A study showed that PLWH have 10% more drug interactions than those without HIV. A comparison of DDI at the VA showed that DTG/3TC had the lowest number of interactions while 4 drug regimens had the highest (likely due to boosted drug regimens)
In a study of hospitalization, no direct HIV related issues were identified as risk factors, but smoking and frailty were significant predictors.
After lunch we moved into a community symposium sponsored by NMAC and the DC CFAR
The DC Cohort run by CFAR identified key factors in getting to viral suppression; treatment for opioid use, medication dispensing review and enhanced adherence support.
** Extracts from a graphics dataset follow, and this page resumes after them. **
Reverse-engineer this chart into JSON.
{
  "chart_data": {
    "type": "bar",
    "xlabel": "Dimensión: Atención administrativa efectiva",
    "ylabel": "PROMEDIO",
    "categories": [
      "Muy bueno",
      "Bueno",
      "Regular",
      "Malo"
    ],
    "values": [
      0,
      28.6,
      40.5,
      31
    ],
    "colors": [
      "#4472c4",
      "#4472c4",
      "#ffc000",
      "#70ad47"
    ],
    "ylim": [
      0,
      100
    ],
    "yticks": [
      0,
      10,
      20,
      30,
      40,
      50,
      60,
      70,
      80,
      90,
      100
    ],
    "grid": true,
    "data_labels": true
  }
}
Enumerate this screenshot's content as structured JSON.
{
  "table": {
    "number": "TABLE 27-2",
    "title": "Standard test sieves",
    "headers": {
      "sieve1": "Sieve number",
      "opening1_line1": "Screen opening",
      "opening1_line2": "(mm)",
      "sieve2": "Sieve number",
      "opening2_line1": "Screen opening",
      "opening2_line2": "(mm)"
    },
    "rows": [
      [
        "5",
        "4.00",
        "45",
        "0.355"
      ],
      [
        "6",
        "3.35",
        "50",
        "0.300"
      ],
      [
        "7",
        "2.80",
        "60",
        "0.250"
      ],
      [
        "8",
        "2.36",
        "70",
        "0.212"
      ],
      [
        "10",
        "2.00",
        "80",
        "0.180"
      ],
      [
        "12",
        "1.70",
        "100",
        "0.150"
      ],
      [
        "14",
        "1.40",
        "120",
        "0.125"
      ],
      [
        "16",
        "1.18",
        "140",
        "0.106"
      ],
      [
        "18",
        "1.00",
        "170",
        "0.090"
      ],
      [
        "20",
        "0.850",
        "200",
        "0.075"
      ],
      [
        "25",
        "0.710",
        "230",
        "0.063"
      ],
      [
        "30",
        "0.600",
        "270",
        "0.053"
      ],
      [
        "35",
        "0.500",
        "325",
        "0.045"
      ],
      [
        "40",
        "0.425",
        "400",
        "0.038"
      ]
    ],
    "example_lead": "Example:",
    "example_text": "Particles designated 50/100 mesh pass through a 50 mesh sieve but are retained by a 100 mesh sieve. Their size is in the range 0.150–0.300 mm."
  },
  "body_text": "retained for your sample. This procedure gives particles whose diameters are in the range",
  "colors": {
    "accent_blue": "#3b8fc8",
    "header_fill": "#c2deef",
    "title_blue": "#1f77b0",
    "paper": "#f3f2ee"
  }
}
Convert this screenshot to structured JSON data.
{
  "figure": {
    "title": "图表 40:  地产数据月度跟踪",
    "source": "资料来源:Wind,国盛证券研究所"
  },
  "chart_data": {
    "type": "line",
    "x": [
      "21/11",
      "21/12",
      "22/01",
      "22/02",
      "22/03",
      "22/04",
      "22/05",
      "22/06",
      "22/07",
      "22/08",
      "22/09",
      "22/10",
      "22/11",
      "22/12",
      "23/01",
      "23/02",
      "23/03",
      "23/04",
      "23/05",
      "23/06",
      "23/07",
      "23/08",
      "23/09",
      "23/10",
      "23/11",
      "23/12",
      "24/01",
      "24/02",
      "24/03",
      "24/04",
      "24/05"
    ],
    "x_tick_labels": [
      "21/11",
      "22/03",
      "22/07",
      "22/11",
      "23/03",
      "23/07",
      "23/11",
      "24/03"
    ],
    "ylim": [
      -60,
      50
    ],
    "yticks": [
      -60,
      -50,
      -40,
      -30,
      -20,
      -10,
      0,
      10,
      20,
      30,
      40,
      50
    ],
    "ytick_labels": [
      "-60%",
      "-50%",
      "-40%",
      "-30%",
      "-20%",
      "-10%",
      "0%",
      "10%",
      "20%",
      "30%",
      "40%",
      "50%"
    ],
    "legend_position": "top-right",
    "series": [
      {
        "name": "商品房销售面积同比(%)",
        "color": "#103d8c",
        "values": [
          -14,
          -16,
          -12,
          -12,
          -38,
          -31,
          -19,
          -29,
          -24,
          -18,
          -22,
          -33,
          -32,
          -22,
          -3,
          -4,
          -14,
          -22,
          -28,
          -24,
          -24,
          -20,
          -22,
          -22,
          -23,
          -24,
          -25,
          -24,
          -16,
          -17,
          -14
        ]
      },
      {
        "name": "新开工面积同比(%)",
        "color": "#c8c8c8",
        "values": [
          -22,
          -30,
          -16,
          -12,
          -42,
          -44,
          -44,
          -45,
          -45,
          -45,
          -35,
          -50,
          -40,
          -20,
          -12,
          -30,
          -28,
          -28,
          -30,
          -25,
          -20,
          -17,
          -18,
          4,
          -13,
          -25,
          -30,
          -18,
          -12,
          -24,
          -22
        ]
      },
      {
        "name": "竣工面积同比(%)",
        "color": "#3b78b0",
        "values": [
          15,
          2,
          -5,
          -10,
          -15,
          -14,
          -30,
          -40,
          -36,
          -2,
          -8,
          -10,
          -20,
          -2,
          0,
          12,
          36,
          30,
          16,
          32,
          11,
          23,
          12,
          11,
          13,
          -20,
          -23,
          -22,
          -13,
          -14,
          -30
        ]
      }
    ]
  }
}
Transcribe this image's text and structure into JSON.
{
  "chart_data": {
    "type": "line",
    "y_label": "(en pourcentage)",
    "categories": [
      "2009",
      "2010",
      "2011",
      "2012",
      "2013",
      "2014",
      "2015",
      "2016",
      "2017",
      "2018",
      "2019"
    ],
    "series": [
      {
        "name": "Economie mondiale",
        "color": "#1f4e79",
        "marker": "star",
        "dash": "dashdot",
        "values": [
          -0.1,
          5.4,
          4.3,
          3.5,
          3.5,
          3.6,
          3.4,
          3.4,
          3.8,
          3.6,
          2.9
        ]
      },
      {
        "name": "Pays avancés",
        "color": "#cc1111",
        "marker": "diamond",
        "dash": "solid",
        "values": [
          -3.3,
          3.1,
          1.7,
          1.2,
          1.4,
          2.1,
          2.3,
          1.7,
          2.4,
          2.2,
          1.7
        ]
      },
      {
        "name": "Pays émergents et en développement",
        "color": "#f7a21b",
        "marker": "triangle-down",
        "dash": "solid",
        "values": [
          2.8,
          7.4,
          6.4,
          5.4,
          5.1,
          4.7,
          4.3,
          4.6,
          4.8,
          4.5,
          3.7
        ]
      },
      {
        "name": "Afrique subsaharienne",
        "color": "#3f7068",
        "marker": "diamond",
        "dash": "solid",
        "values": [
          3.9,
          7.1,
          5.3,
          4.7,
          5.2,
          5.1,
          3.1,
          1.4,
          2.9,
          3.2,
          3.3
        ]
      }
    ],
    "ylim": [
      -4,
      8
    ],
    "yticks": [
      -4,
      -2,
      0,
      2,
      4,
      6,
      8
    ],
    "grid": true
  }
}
Implementation science is the study of methods to increase to uptake of evidence based science into clinical practice. A presentation described the inclusion of geriatrics in an HIV clinical setting, the SILVER program in Brighton, UK. HIV services coordinates care across many subspecialties to address the many comorbidities in aging PLWH. A visit to the clinic is a 40 minute session with the HIV physician, geriatrician, HIV nurse and pharmacist. This is more than a physical exam, but includes mental health, frailty, bone density and quality of life discussions. Patients are referred to the clinic based on an annual assessment of each HIV patient in the clinic.
One outstanding question is whether the Ryan White medical case management services could be leveraged to a) include geriatrics and b) serve as the coordinator of care for those PLWH who are not served by and integrated care model. A follow on is how to address long term care as PLWH age.